Small and cheap mass filters make it easier to have portable mass spectrometers that can find unknown chemicals in faraway places.
Mass spectrometers, instruments for identifying chemical substances, are commonly employed in fields such as forensic analysis, toxicology tests, and geological exploration. However, their large size, high cost, and susceptibility to damage restrict their deployment to specific locations.
MIT researchers have developed a core component of a mass spectrometer, a mass filter, which is significantly lighter and less expensive than those produced through traditional methods. The filter, made from a durable and heat-resistant glass-ceramic resin, is 3D printed in a single step, eliminating the need for assembly, often leading to performance-impairing defects.
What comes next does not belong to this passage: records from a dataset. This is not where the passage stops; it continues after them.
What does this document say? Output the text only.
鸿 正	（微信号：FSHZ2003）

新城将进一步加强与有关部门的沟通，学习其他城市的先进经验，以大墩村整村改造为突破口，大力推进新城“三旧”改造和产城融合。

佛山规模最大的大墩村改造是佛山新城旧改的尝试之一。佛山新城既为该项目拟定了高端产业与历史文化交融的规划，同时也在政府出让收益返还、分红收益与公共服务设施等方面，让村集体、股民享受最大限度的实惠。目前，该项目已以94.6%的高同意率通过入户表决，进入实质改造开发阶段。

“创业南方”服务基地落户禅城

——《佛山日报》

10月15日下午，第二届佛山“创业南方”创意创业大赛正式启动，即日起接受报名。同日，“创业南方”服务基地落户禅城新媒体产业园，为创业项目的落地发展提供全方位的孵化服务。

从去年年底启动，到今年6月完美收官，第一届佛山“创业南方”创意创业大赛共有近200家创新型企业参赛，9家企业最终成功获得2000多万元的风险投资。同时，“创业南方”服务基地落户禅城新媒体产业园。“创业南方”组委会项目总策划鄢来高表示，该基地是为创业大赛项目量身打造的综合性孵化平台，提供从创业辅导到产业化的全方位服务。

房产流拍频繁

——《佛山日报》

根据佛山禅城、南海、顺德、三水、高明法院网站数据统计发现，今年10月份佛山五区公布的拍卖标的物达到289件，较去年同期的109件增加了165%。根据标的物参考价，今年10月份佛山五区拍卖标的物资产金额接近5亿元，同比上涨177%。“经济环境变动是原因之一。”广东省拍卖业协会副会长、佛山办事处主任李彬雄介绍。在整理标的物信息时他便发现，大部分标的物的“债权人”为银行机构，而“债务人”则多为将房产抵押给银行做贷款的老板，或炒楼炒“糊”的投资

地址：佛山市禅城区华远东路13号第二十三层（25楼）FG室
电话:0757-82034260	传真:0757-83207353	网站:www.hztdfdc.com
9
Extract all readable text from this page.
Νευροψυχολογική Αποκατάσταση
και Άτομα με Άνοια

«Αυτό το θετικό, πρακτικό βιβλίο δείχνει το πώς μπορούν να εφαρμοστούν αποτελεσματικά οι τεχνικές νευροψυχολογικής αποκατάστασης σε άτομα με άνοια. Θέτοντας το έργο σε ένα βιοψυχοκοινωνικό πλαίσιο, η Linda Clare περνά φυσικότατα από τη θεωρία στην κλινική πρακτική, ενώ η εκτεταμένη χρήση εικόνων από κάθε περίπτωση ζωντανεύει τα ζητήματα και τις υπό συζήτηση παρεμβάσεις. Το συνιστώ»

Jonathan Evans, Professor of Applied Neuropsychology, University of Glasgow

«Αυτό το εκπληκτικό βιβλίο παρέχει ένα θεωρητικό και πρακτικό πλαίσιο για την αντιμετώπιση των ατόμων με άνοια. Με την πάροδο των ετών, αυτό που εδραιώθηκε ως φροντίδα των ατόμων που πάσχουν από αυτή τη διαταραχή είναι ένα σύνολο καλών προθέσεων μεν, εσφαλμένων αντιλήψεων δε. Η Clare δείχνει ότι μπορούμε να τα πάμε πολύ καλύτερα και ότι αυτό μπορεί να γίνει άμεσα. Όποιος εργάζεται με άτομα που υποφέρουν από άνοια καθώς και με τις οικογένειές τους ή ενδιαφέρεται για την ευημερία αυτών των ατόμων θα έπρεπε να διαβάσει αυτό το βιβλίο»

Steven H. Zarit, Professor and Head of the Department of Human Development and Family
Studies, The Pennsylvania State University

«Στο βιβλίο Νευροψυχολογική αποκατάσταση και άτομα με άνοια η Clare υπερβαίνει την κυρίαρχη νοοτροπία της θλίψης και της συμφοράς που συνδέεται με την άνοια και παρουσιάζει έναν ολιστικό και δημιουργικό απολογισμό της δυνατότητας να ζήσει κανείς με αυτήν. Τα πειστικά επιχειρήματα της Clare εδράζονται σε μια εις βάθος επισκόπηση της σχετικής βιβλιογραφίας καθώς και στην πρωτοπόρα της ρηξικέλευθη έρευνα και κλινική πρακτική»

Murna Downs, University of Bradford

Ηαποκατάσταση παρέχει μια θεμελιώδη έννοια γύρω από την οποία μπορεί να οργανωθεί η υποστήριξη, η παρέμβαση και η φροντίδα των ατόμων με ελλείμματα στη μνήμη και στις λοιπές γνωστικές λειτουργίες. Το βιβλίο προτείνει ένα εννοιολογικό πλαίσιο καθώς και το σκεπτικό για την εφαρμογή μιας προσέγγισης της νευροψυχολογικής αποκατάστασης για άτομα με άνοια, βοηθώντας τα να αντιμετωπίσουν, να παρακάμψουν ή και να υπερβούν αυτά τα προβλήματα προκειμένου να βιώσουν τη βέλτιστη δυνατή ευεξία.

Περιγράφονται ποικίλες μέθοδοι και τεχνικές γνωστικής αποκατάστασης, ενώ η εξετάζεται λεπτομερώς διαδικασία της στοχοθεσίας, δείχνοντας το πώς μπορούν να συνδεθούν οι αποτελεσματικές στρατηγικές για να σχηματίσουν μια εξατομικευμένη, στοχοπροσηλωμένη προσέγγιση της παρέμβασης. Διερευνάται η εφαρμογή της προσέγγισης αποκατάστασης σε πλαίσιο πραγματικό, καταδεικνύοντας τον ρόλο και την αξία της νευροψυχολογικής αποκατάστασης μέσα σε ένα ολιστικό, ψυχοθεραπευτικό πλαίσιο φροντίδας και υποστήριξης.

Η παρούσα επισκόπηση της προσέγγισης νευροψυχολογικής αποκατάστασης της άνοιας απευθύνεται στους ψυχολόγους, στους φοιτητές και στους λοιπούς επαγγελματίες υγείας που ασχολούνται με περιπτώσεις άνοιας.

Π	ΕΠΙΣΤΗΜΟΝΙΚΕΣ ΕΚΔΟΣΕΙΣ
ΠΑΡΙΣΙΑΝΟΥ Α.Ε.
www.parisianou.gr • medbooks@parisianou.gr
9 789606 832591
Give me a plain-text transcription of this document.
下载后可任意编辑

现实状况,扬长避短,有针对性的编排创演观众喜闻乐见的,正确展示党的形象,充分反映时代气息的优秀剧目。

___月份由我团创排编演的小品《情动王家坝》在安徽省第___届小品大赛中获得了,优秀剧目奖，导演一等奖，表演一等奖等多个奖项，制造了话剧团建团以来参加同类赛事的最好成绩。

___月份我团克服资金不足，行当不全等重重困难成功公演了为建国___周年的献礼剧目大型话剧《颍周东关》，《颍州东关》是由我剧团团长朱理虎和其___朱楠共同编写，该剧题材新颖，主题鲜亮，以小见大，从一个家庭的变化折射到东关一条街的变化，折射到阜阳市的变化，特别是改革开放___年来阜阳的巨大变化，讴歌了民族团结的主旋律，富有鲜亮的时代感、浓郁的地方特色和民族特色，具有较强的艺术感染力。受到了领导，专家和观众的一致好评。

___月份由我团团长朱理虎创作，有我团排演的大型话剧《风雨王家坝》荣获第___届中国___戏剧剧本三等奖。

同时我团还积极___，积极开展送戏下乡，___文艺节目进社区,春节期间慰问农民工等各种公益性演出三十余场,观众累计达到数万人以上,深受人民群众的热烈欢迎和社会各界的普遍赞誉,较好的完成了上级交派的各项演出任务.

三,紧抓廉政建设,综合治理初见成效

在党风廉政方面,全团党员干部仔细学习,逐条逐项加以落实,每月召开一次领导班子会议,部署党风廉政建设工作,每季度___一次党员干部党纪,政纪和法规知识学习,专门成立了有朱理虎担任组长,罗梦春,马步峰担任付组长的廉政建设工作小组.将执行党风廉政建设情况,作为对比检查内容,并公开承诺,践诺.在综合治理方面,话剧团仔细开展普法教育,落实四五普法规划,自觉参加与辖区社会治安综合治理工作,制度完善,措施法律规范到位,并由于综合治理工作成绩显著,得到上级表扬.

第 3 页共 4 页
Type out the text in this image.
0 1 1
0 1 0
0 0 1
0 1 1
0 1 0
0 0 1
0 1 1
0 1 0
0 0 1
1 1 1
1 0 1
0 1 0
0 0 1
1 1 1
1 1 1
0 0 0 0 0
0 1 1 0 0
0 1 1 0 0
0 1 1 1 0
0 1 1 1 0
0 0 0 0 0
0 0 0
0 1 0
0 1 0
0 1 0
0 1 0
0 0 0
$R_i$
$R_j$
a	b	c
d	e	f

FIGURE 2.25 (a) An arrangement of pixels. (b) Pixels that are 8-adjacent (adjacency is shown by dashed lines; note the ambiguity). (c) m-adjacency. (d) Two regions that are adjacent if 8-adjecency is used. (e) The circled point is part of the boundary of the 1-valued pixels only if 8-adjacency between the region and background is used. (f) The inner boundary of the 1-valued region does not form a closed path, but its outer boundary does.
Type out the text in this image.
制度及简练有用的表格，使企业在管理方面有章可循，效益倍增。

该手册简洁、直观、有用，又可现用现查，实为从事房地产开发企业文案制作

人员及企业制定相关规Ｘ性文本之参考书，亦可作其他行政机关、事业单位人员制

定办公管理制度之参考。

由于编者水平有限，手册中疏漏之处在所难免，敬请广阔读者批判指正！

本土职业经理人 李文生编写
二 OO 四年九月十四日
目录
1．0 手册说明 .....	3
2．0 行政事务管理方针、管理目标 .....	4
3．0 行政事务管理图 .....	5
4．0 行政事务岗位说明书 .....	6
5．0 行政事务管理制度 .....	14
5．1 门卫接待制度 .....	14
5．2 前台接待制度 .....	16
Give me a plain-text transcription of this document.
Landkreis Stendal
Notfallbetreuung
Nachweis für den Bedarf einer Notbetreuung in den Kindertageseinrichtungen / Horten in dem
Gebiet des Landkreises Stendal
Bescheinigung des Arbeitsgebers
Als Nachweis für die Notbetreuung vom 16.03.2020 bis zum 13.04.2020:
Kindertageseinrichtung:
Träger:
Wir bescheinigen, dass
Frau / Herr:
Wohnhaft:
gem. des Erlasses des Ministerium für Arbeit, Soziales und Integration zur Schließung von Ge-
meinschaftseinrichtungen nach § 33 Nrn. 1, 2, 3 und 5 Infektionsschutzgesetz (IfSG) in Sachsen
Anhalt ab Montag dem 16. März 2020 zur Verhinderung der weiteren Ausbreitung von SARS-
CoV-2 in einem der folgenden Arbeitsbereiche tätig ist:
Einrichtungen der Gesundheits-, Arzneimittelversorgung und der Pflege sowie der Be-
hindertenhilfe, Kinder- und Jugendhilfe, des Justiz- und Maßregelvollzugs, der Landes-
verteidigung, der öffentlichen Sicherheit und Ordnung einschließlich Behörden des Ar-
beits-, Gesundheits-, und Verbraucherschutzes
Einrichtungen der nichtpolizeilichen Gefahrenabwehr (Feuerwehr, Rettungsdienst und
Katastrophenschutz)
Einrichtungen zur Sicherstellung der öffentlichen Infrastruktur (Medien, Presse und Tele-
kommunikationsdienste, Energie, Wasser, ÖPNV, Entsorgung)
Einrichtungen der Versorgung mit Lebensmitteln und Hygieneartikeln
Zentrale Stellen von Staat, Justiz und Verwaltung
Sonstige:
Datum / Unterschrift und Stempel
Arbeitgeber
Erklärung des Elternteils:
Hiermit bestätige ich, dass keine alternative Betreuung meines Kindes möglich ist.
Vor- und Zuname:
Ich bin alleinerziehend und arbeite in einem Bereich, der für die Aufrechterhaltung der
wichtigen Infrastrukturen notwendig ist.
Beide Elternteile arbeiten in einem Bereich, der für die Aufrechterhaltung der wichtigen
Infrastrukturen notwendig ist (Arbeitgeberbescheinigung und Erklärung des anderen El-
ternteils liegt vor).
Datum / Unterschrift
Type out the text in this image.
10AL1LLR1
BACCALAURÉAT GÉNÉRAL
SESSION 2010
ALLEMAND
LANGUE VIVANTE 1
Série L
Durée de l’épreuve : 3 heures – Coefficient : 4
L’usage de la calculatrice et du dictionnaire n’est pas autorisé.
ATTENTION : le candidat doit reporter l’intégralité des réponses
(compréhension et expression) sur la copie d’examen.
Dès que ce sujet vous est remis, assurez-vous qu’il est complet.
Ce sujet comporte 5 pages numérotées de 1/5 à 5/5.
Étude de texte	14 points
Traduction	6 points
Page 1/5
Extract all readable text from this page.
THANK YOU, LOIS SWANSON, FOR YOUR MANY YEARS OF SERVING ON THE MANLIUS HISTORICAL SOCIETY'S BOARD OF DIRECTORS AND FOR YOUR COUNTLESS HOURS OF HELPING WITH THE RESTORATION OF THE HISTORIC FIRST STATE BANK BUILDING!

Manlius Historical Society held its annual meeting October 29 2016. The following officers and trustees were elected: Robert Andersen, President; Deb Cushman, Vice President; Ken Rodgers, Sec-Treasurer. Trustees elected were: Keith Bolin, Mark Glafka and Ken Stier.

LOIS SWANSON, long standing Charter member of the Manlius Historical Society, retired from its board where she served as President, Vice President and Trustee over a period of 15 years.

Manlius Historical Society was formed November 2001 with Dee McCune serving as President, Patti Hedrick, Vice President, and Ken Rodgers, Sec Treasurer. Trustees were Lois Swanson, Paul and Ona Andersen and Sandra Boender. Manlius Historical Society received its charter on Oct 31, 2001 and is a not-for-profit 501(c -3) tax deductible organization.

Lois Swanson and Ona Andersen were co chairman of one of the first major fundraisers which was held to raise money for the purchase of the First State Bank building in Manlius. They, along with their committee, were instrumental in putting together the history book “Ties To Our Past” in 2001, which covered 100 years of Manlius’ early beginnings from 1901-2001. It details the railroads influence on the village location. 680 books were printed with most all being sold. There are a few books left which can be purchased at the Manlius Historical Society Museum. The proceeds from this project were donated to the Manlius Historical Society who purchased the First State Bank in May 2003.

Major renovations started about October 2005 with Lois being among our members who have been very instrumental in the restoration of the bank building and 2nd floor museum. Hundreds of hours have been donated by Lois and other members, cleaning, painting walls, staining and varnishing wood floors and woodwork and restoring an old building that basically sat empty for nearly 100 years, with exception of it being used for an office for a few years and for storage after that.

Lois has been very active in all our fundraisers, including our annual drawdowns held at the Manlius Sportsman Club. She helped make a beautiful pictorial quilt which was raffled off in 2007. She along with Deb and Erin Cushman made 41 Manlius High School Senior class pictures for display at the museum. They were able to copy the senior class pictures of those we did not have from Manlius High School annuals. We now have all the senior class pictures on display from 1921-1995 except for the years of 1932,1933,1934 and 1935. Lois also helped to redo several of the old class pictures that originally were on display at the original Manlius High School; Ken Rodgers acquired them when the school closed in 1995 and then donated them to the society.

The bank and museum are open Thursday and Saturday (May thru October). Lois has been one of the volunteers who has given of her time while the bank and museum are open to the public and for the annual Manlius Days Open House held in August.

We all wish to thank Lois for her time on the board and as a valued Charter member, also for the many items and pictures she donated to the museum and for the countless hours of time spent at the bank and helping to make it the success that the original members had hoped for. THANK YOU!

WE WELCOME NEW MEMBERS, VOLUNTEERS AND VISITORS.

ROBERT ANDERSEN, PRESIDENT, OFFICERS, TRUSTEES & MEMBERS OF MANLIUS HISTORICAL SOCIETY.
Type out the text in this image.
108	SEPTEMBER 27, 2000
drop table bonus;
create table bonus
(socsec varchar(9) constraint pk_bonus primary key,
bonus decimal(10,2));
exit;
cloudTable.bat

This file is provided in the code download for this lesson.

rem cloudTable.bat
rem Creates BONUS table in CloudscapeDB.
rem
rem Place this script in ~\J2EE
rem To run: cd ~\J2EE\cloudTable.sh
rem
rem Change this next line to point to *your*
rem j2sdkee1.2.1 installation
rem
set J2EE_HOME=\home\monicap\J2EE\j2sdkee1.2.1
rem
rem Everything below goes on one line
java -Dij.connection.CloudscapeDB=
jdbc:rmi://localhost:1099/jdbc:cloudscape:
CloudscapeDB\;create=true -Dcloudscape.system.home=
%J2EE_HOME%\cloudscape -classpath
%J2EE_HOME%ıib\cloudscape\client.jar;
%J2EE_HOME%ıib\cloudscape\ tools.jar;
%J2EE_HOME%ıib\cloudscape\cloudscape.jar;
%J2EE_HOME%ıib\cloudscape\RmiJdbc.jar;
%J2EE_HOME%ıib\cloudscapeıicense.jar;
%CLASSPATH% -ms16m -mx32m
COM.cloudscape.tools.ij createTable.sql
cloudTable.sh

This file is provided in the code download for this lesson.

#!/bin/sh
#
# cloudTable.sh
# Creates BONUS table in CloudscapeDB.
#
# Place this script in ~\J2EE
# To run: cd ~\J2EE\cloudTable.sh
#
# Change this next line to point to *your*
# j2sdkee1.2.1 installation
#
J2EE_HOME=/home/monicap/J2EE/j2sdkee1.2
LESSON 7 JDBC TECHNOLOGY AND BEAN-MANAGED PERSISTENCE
Researchers used additive manufacturing to produce optimally sized and shaped miniaturised quadrupoles for better precision and sensitivity, utilising glass-ceramic resin capable of enduring up to 900 degrees Celsius. The vat photopolymerization process involves curing resin in a vat with an LED array, building the device layer by layer as a piston moves up and down.
Utilising 3D printing, researchers have created a quadrupole for mass spectrometers with hyperbolic rods, an ideal shape but hard to make conventionally. They included a supportive triangular lattice structure for stability. The quadrupole was finished using electroless plating, coating the rods in a metal film for conductivity while preserving the rest of the device, ensuring uniform coverage without damage or electrical shorts.
In evaluating their 3D-printed quadrupoles, the team integrated them into a commercial setup and discovered that they achieved higher resolutions than other miniaturized filters. These quadrupoles, measuring around 12 centimetres in length, boast a density of only one-quarter that of similar stainless-steel filters. Moreover, subsequent experiments indicated that the precision of these 3D-printed quadrupoles is comparable to that of larger, commercial-scale filters.
Looking ahead, the researchers aim to enhance the quadrupole’s performance by extending its length, allowing for more precise measurements as more ions are filtered out over its increased size. They also plan to investigate alternative ceramic materials for improved heat transfer.